Lucid Group (LCID) extended losses for the seventh consecutive trading session, closing Monday, November 17, 9.08% lower at $12.91.
The Newark, CA-based automobile manufacturer has been on a losing streak on the back of a combination of disappointing Q3 results, management changes, senior note offering, and investment bank Stifel’s cautious note.
Impacted by tariffs and higher input costs, Lucid (LCID) fell further into the red in the third quarter and trimmed its 2025 production guidance to 18,000 vehicles from a prior range of 18,000 to 20,000.

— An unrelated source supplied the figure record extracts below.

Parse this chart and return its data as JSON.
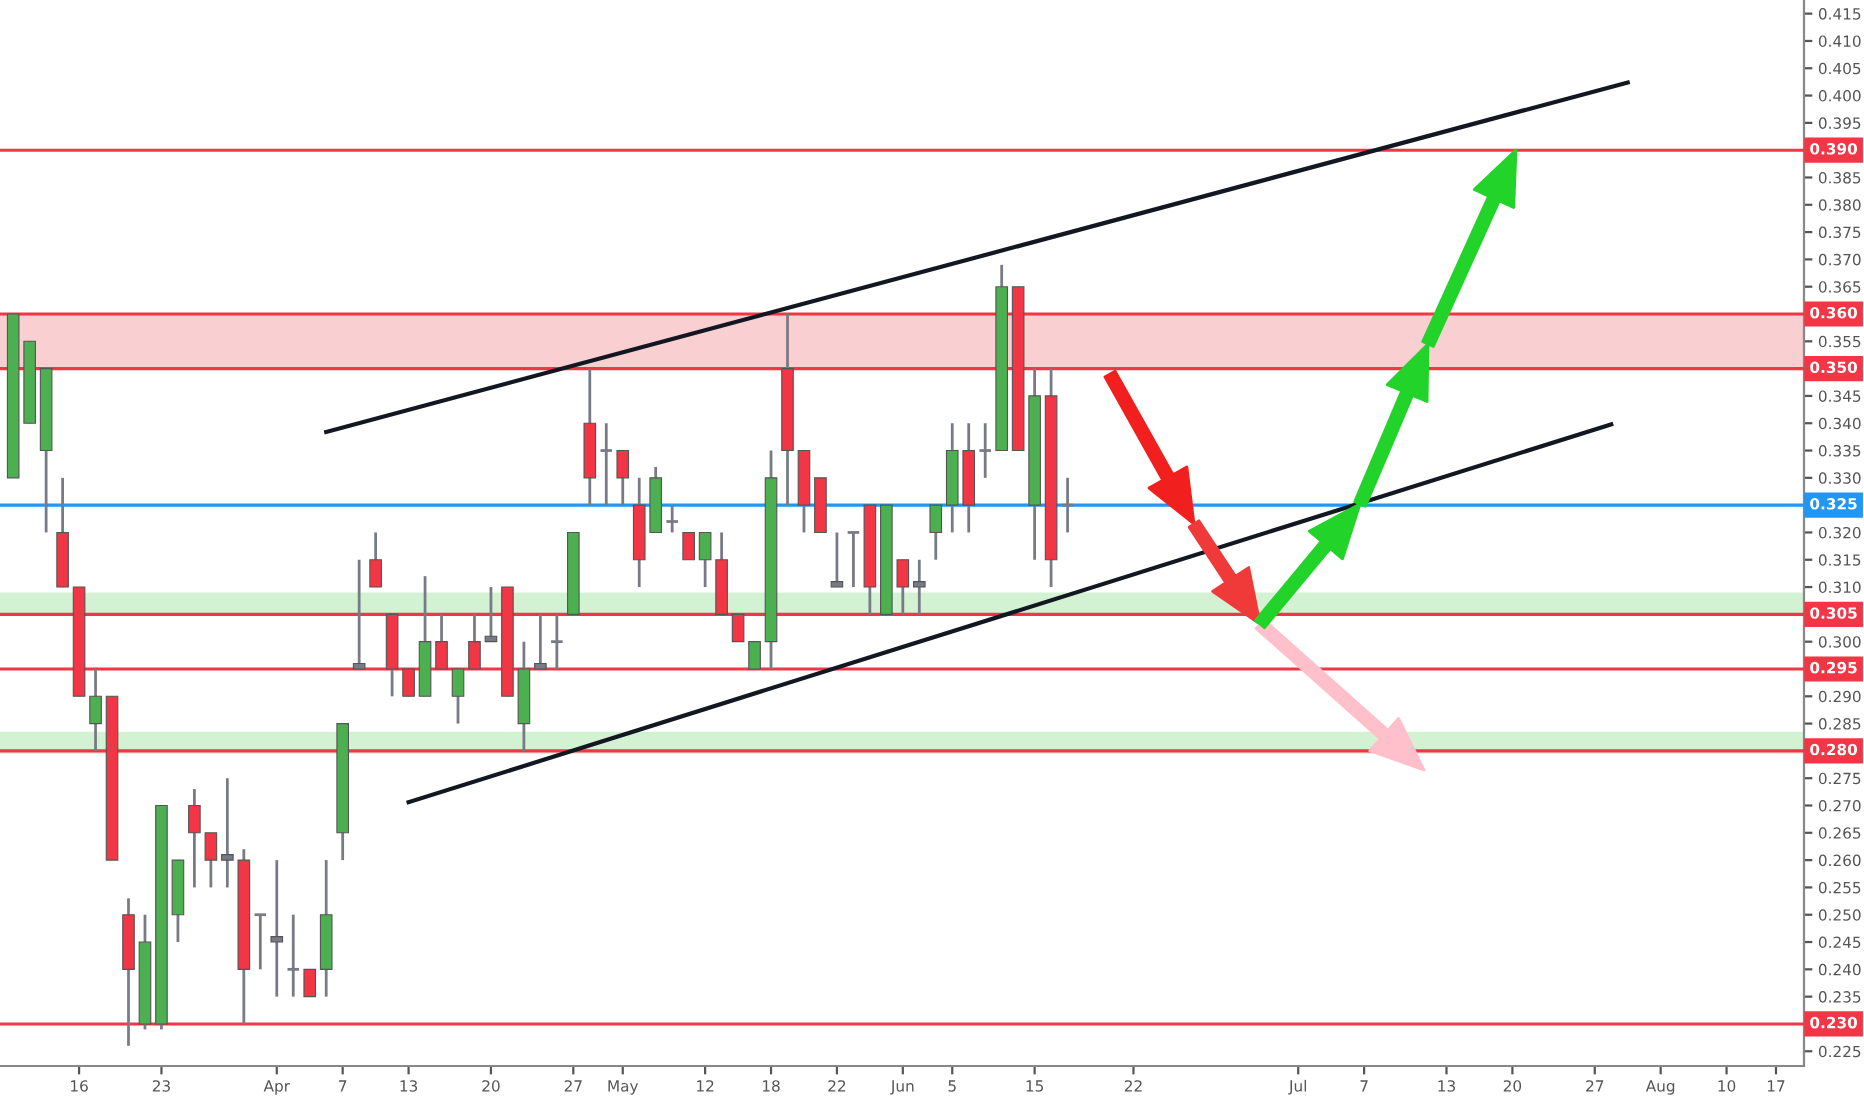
{
  "chart_data": {
    "type": "candlestick",
    "categories": [
      null,
      null,
      null,
      null,
      "16",
      null,
      null,
      null,
      null,
      "23",
      null,
      null,
      null,
      null,
      null,
      null,
      "Apr",
      null,
      null,
      null,
      "7",
      null,
      null,
      null,
      "13",
      null,
      null,
      null,
      null,
      "20",
      null,
      null,
      null,
      null,
      "27",
      null,
      null,
      "May",
      null,
      null,
      null,
      null,
      "12",
      null,
      null,
      null,
      "18",
      null,
      null,
      null,
      "22",
      null,
      null,
      null,
      "Jun",
      null,
      null,
      "5",
      null,
      null,
      null,
      null,
      "15",
      null,
      null,
      null,
      null,
      null,
      "22",
      null,
      null,
      null,
      null,
      null,
      null,
      null,
      null,
      null,
      "Jul",
      null,
      null,
      null,
      "7",
      null,
      null,
      null,
      null,
      "13",
      null,
      null,
      null,
      "20",
      null,
      null,
      null,
      null,
      "27",
      null,
      null,
      null,
      "Aug",
      null,
      null,
      null,
      "10",
      null,
      null,
      "17",
      null
    ],
    "ohlc": [
      [
        0.33,
        0.36,
        0.33,
        0.36
      ],
      [
        0.34,
        0.355,
        0.34,
        0.355
      ],
      [
        0.335,
        0.35,
        0.32,
        0.35
      ],
      [
        0.32,
        0.33,
        0.31,
        0.31
      ],
      [
        0.31,
        0.31,
        0.29,
        0.29
      ],
      [
        0.285,
        0.295,
        0.28,
        0.29
      ],
      [
        0.29,
        0.29,
        0.26,
        0.26
      ],
      [
        0.25,
        0.253,
        0.226,
        0.24
      ],
      [
        0.23,
        0.25,
        0.229,
        0.245
      ],
      [
        0.23,
        0.27,
        0.229,
        0.27
      ],
      [
        0.25,
        0.26,
        0.245,
        0.26
      ],
      [
        0.27,
        0.273,
        0.255,
        0.265
      ],
      [
        0.265,
        0.265,
        0.255,
        0.26
      ],
      [
        0.261,
        0.275,
        0.255,
        0.26
      ],
      [
        0.26,
        0.262,
        0.23,
        0.24
      ],
      [
        0.25,
        0.25,
        0.24,
        0.25
      ],
      [
        0.246,
        0.26,
        0.235,
        0.245
      ],
      [
        0.24,
        0.25,
        0.235,
        0.24
      ],
      [
        0.24,
        0.24,
        0.235,
        0.235
      ],
      [
        0.24,
        0.26,
        0.235,
        0.25
      ],
      [
        0.265,
        0.285,
        0.26,
        0.285
      ],
      [
        0.296,
        0.315,
        0.295,
        0.295
      ],
      [
        0.315,
        0.32,
        0.31,
        0.31
      ],
      [
        0.305,
        0.305,
        0.29,
        0.295
      ],
      [
        0.295,
        0.295,
        0.29,
        0.29
      ],
      [
        0.29,
        0.312,
        0.29,
        0.3
      ],
      [
        0.3,
        0.305,
        0.295,
        0.295
      ],
      [
        0.29,
        0.295,
        0.285,
        0.295
      ],
      [
        0.3,
        0.305,
        0.295,
        0.295
      ],
      [
        0.301,
        0.31,
        0.3,
        0.3
      ],
      [
        0.31,
        0.31,
        0.29,
        0.29
      ],
      [
        0.285,
        0.3,
        0.28,
        0.295
      ],
      [
        0.296,
        0.305,
        0.295,
        0.295
      ],
      [
        0.3,
        0.305,
        0.295,
        0.3
      ],
      [
        0.305,
        0.32,
        0.305,
        0.32
      ],
      [
        0.34,
        0.35,
        0.325,
        0.33
      ],
      [
        0.335,
        0.34,
        0.325,
        0.335
      ],
      [
        0.335,
        0.335,
        0.325,
        0.33
      ],
      [
        0.325,
        0.33,
        0.31,
        0.315
      ],
      [
        0.32,
        0.332,
        0.32,
        0.33
      ],
      [
        0.322,
        0.325,
        0.32,
        0.322
      ],
      [
        0.32,
        0.32,
        0.315,
        0.315
      ],
      [
        0.315,
        0.32,
        0.31,
        0.32
      ],
      [
        0.315,
        0.32,
        0.305,
        0.305
      ],
      [
        0.305,
        0.305,
        0.3,
        0.3
      ],
      [
        0.295,
        0.3,
        0.295,
        0.3
      ],
      [
        0.3,
        0.335,
        0.295,
        0.33
      ],
      [
        0.35,
        0.36,
        0.325,
        0.335
      ],
      [
        0.335,
        0.335,
        0.32,
        0.325
      ],
      [
        0.33,
        0.33,
        0.32,
        0.32
      ],
      [
        0.311,
        0.32,
        0.31,
        0.31
      ],
      [
        0.32,
        0.32,
        0.31,
        0.32
      ],
      [
        0.325,
        0.325,
        0.305,
        0.31
      ],
      [
        0.305,
        0.325,
        0.305,
        0.325
      ],
      [
        0.315,
        0.315,
        0.305,
        0.31
      ],
      [
        0.311,
        0.315,
        0.305,
        0.31
      ],
      [
        0.32,
        0.325,
        0.315,
        0.325
      ],
      [
        0.325,
        0.34,
        0.32,
        0.335
      ],
      [
        0.335,
        0.34,
        0.32,
        0.325
      ],
      [
        0.335,
        0.34,
        0.33,
        0.335
      ],
      [
        0.335,
        0.369,
        0.335,
        0.365
      ],
      [
        0.365,
        0.365,
        0.335,
        0.335
      ],
      [
        0.325,
        0.35,
        0.315,
        0.345
      ],
      [
        0.345,
        0.35,
        0.31,
        0.315
      ],
      [
        0.325,
        0.33,
        0.32,
        0.325
      ],
      null,
      null,
      null,
      null,
      null,
      null,
      null,
      null,
      null,
      null,
      null,
      null,
      null,
      null,
      null,
      null,
      null,
      null,
      null,
      null,
      null,
      null,
      null,
      null,
      null,
      null,
      null,
      null,
      null,
      null,
      null,
      null,
      null,
      null,
      null,
      null,
      null,
      null,
      null,
      null,
      null,
      null,
      null,
      null
    ],
    "colors": [
      "#4caf50",
      "#4caf50",
      "#4caf50",
      "#f23645",
      "#f23645",
      "#4caf50",
      "#f23645",
      "#f23645",
      "#4caf50",
      "#4caf50",
      "#4caf50",
      "#f23645",
      "#f23645",
      "#787b86",
      "#f23645",
      "#787b86",
      "#787b86",
      "#787b86",
      "#f23645",
      "#4caf50",
      "#4caf50",
      "#787b86",
      "#f23645",
      "#f23645",
      "#f23645",
      "#4caf50",
      "#f23645",
      "#4caf50",
      "#f23645",
      "#787b86",
      "#f23645",
      "#4caf50",
      "#787b86",
      "#787b86",
      "#4caf50",
      "#f23645",
      "#787b86",
      "#f23645",
      "#f23645",
      "#4caf50",
      "#787b86",
      "#f23645",
      "#4caf50",
      "#f23645",
      "#f23645",
      "#4caf50",
      "#4caf50",
      "#f23645",
      "#f23645",
      "#f23645",
      "#787b86",
      "#787b86",
      "#f23645",
      "#4caf50",
      "#f23645",
      "#787b86",
      "#4caf50",
      "#4caf50",
      "#f23645",
      "#787b86",
      "#4caf50",
      "#f23645",
      "#4caf50",
      "#f23645",
      "#787b86",
      null,
      null,
      null,
      null,
      null,
      null,
      null,
      null,
      null,
      null,
      null,
      null,
      null,
      null,
      null,
      null,
      null,
      null,
      null,
      null,
      null,
      null,
      null,
      null,
      null,
      null,
      null,
      null,
      null,
      null,
      null,
      null,
      null,
      null,
      null,
      null,
      null,
      null,
      null,
      null,
      null,
      null,
      null,
      null
    ],
    "series": [
      {
        "type": "line",
        "color": "#131722",
        "values": [
          null,
          null,
          null,
          null,
          null,
          null,
          null,
          null,
          null,
          null,
          null,
          null,
          null,
          null,
          null,
          null,
          null,
          null,
          null,
          0.3384,
          null,
          null,
          null,
          null,
          null,
          null,
          null,
          null,
          null,
          null,
          null,
          null,
          null,
          null,
          null,
          null,
          null,
          null,
          null,
          null,
          null,
          null,
          null,
          null,
          null,
          null,
          null,
          null,
          null,
          null,
          null,
          null,
          null,
          null,
          null,
          null,
          null,
          null,
          null,
          null,
          null,
          null,
          null,
          null,
          null,
          null,
          null,
          null,
          null,
          null,
          null,
          null,
          null,
          null,
          null,
          null,
          null,
          null,
          null,
          null,
          null,
          null,
          null,
          null,
          null,
          null,
          null,
          null,
          null,
          null,
          null,
          null,
          null,
          null,
          null,
          null,
          null,
          null,
          0.4024,
          null,
          null,
          null,
          null,
          null,
          null,
          null,
          null,
          null,
          null
        ]
      },
      {
        "type": "line",
        "color": "#131722",
        "values": [
          null,
          null,
          null,
          null,
          null,
          null,
          null,
          null,
          null,
          null,
          null,
          null,
          null,
          null,
          null,
          null,
          null,
          null,
          null,
          null,
          null,
          null,
          null,
          null,
          0.2706,
          null,
          null,
          null,
          null,
          null,
          null,
          null,
          null,
          null,
          null,
          null,
          null,
          null,
          null,
          null,
          null,
          null,
          null,
          null,
          null,
          null,
          null,
          null,
          null,
          null,
          null,
          null,
          null,
          null,
          null,
          null,
          null,
          null,
          null,
          null,
          null,
          null,
          null,
          null,
          null,
          null,
          null,
          null,
          null,
          null,
          null,
          null,
          null,
          null,
          null,
          null,
          null,
          null,
          null,
          null,
          null,
          null,
          null,
          null,
          null,
          null,
          null,
          null,
          null,
          null,
          null,
          null,
          null,
          null,
          null,
          null,
          null,
          0.3398,
          null,
          null,
          null,
          null,
          null,
          null,
          null,
          null,
          null,
          null,
          null
        ]
      }
    ],
    "ylim": [
      0.2223,
      0.4175
    ],
    "yticks": [
      0.225,
      0.235,
      {
        "value": 0.24,
        "label": "0.240"
      },
      0.245,
      {
        "value": 0.25,
        "label": "0.250"
      },
      0.255,
      {
        "value": 0.26,
        "label": "0.260"
      },
      0.265,
      {
        "value": 0.27,
        "label": "0.270"
      },
      0.275,
      0.285,
      {
        "value": 0.29,
        "label": "0.290"
      },
      {
        "value": 0.3,
        "label": "0.300"
      },
      {
        "value": 0.31,
        "label": "0.310"
      },
      0.315,
      {
        "value": 0.32,
        "label": "0.320"
      },
      {
        "value": 0.33,
        "label": "0.330"
      },
      0.335,
      {
        "value": 0.34,
        "label": "0.340"
      },
      0.345,
      0.355,
      0.365,
      {
        "value": 0.37,
        "label": "0.370"
      },
      0.375,
      {
        "value": 0.38,
        "label": "0.380"
      },
      0.385,
      0.395,
      {
        "value": 0.4,
        "label": "0.400"
      },
      0.405,
      {
        "value": 0.41,
        "label": "0.410"
      },
      0.415
    ],
    "ref_lines": [
      {
        "axis": "y",
        "value": 0.39,
        "label": "0.390",
        "color": "#f23645"
      },
      {
        "axis": "y",
        "value": 0.36,
        "label": "0.360",
        "color": "#f23645"
      },
      {
        "axis": "y",
        "value": 0.35,
        "label": "0.350",
        "color": "#f23645"
      },
      {
        "axis": "y",
        "value": 0.325,
        "label": "0.325",
        "color": "#2196f3"
      },
      {
        "axis": "y",
        "value": 0.305,
        "label": "0.305",
        "color": "#f23645"
      },
      {
        "axis": "y",
        "value": 0.295,
        "label": "0.295",
        "color": "#f23645"
      },
      {
        "axis": "y",
        "value": 0.28,
        "label": "0.280",
        "color": "#f23645"
      },
      {
        "axis": "y",
        "value": 0.23,
        "label": "0.230",
        "color": "#f23645"
      }
    ],
    "bands": [
      {
        "axis": "y",
        "from": 0.35,
        "to": 0.36,
        "color": "#f9cfd2"
      },
      {
        "axis": "y",
        "from": 0.305,
        "to": 0.309,
        "color": "#d3f2d4"
      },
      {
        "axis": "y",
        "from": 0.2795,
        "to": 0.2835,
        "color": "#d3f2d4"
      }
    ]
  }
}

Stifel held onto its Hold rating amid expectations for additional capital to be required over the next few years, and lack of current visibility on its Gravity sales and midsize rollout.
Shares have pulled back by 22.78% over the course of the last six trading days.
A significant fall was logged on Thursday, November 13. LCID retreated 8.56% to close the day at 15.17. A day before, Lucid had announced the pricing of a $875M offering of 7.00% convertible senior notes due 2031 in a private sale to institutional investors.
The downward movement continued with the stock closing Friday, November 14, 6.39% lower at $14.20.
The stock is down ~58% year-to-date, and is trading ~27% below its 20-day simple moving average. Short interest as a percentage of float was at a high rate of 30.64% as of October 31.
The Wall Street community sees the stock as a Hold on average. However, Seeking Alpha authors grade the stock as Sell, while the Quant Rating system sees LCID as Strong Sell.
“Lucid shares continue to trade at a premium to most other names in the EV space, despite their dramatic fall in recent years,” noted SA contributor Bill Maurer.
“The outstanding share count has nearly doubled in four years, and the loss of tax credits in the US won’t help the next generation platform when it launches next year. It would not surprise me to see this stock hit a new low moving forward,” said Maurer.
Saudi Arabia’s Public Investment Fund slightly reduced its stake in the electric-vehicle maker during the third quarter, but one of its top U.S. positions remain LCID.
SA contributor Julia Ostian sees the Saudi support as good news, but also highlights cash burn as the biggest risk.
“Even with Saudi support, if Lucid keeps spending like this, there will come a time when the PIF won’t want to keep funding it. No investor, even a sovereign and a very rich one, will continue funding endless losses forever,” said Ostian.